Environnement & qualité - Environnement
Pénal - Procédure pénale
04/10/2019
La Cour de cassation a dû se pencher sur le cas d’un navire pollueur étranger dans la zone économique exclusive d’un État. L’État côtier peut-il s’opposer à la suspension des poursuites engagées par l’État du pavillon ? Oui, mais uniquement dans certains cas.

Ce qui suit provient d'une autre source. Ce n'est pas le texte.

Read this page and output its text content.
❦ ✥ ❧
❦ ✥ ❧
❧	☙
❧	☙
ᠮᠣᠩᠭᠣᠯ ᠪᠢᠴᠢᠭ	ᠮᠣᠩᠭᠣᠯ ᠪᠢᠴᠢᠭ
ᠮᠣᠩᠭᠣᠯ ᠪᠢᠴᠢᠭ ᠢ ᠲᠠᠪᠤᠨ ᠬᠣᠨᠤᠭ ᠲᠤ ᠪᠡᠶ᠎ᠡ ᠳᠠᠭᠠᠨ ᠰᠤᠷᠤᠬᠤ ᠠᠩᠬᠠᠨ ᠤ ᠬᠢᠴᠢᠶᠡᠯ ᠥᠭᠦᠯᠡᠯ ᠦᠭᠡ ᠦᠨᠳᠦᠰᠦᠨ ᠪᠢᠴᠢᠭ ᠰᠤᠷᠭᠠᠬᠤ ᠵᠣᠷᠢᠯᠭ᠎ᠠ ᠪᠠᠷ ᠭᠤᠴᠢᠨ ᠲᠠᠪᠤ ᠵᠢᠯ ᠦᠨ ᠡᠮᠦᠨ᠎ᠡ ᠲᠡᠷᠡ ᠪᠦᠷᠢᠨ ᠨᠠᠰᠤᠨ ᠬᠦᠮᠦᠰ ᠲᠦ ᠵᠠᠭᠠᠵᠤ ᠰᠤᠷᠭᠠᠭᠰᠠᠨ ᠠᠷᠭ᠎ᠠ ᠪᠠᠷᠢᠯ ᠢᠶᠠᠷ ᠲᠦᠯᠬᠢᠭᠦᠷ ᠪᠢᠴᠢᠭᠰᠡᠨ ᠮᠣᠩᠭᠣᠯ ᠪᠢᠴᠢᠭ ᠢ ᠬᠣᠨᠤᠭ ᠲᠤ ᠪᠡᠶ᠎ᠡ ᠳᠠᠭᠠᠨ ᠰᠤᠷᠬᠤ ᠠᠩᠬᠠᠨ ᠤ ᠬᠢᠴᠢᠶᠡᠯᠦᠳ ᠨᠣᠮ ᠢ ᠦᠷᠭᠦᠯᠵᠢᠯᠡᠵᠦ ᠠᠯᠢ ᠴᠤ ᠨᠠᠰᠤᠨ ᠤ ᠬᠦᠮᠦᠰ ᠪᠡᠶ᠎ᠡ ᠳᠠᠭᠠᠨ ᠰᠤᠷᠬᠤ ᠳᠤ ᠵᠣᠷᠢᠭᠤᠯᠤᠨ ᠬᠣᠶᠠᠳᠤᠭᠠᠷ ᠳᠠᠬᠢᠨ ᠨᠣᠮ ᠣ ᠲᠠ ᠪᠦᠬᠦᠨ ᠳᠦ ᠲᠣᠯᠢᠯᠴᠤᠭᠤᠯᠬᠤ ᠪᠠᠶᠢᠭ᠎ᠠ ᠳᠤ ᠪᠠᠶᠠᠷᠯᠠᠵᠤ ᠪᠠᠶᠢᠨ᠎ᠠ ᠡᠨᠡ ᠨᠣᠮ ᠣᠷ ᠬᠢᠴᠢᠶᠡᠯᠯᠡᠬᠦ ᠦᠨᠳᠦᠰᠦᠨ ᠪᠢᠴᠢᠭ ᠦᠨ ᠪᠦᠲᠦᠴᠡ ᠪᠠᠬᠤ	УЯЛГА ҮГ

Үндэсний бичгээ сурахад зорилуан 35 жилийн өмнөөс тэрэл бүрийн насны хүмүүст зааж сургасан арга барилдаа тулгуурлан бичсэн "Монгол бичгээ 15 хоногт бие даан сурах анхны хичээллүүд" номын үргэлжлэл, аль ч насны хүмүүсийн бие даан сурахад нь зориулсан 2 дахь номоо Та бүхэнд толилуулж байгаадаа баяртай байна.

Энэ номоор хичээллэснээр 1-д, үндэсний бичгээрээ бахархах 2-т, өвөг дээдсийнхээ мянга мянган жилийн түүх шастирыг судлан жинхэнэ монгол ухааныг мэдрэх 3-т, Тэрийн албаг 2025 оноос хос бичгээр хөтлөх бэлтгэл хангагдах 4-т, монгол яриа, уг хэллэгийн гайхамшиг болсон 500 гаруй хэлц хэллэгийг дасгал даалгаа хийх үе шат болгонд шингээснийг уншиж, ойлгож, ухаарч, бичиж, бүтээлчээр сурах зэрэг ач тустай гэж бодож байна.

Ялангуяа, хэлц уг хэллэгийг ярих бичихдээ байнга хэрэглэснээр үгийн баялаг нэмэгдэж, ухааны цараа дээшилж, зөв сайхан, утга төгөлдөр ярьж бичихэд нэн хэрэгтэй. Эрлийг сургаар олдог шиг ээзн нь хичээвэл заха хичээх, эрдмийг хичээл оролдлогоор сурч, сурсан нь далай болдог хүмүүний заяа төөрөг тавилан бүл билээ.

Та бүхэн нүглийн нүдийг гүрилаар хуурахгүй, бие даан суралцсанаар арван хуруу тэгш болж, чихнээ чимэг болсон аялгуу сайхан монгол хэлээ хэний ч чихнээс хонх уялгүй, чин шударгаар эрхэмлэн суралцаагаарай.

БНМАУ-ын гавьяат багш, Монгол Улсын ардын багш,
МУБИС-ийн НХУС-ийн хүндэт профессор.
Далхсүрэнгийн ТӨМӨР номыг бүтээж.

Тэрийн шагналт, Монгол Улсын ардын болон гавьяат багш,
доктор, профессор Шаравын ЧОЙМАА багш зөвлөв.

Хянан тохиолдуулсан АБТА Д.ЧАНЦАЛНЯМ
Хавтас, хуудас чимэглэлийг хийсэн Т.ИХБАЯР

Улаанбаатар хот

Le 24 février 2016, a été constaté la présence d’une nappe d’hydrocarbures autour d’un navire battant pavillon du Libéria (pour rappel l’État du pavillon est l’État qui a immatriculé le navire) se trouvant en zone économique exclusive française. La société a été citée devant le tribunal correctionnel pour rejet d’une substance polluante.
 
Moins de deux mois après, le 6 avril, le Libéria a informé les autorités françaises qu’un tribunal avait débuté une enquête et une procédure judiciaire contre les armateurs et opérateurs du navire, sur action du ministère de la justice libérien. Il a sollicité à plusieurs reprises la suspension des poursuites engagées par le France en se fondant sur l’article 228 de la Convention des Nations unies sur le droit de la mer, dite Convention de Montego Bay.
 
Le 2 novembre 2016, le Premier ministre français refuse la demande, « faute de disposer d’élément précis permettant d’envisager des poursuites effectives, tant en procédure que sur le fond du droit, de telle sorte qu’il maintenait la compétence de la juridiction française ». Le Libéria en a officiellement été informé le 26 novembre 2016. La société a été condamnée par le tribunal correctionnel en janvier 2017.
 
La société, le ministère public et huit parties civiles ont interjeté appel. La Cour d’appel précise que l’article 228 a été mis dans le débat par le ministère public pour soutenir la compétence de la juridiction française, mais que les parties ne peuvent se prévaloir dudit article. Aussi, « cette Convention soumet la poursuite en France à un certain nombre de conditions préalables dont il appartient au juge répressif de déterminer si elles ont été ou non remplies, ce qui implique l’analyse de la réponse donnée par l’État français à la demande émanant de l’État étranger ». Les juges du second degré précisent que le Premier ministre français n’a pas fait valoir l’une des clauses de sauvegarde qui prévoit que l’État côtier n’est pas tenu de déférer à la demande de suspension des poursuites présentée par l’État du pavillon.
 
Un pourvoi a été formé par le procureur près la cour d’appel de Rennes. La Cour de cassation casse l’arrêt et le renvoie pour qu’il soit jugé à nouveau, conformément à la loi. Pour elle, l’article 228 de la Convention des Nations prévoit que « lorsque des poursuites ont été engagées par un État en vue de réprimer une infraction aux lois et règlements applicables ou aux règles et normes internationales visant à prévenir, réduire et maîtriser la pollution par les navires, commise au-delà de sa mer territoriale, dans sa zone économique exclusive, par un navire étranger, ces poursuites sont suspendues dès lors que l’État du pavillon a lui-même engagé des poursuites du chef de la même infraction dans les six mois suivant l’introduction de la première action ».
 
Ainsi, « l’État côtier peut s’opposer à cette suspension lorsque les poursuites qu’il a engagées portent sur un cas de dommage grave causé à lui-même ou lorsque l’État du pavillon a, à plusieurs reprises, manqué à son obligation d’assurer l’application effective des règles et normes internationales en vigueur à la suite d’infractions commises par ses navires ». La haute juridiction rajoute « que la décision par laquelle l’État côtier s’oppose à la suspension des poursuites n’étant pas détachable de la conduite de ses relations avec l’État du pavillon, il n’appartient pas au juge répressif français d’en apprécier la validité ». La cour d’appel n’avait donc pas à apprécier la validité de la décision du Premier ministre.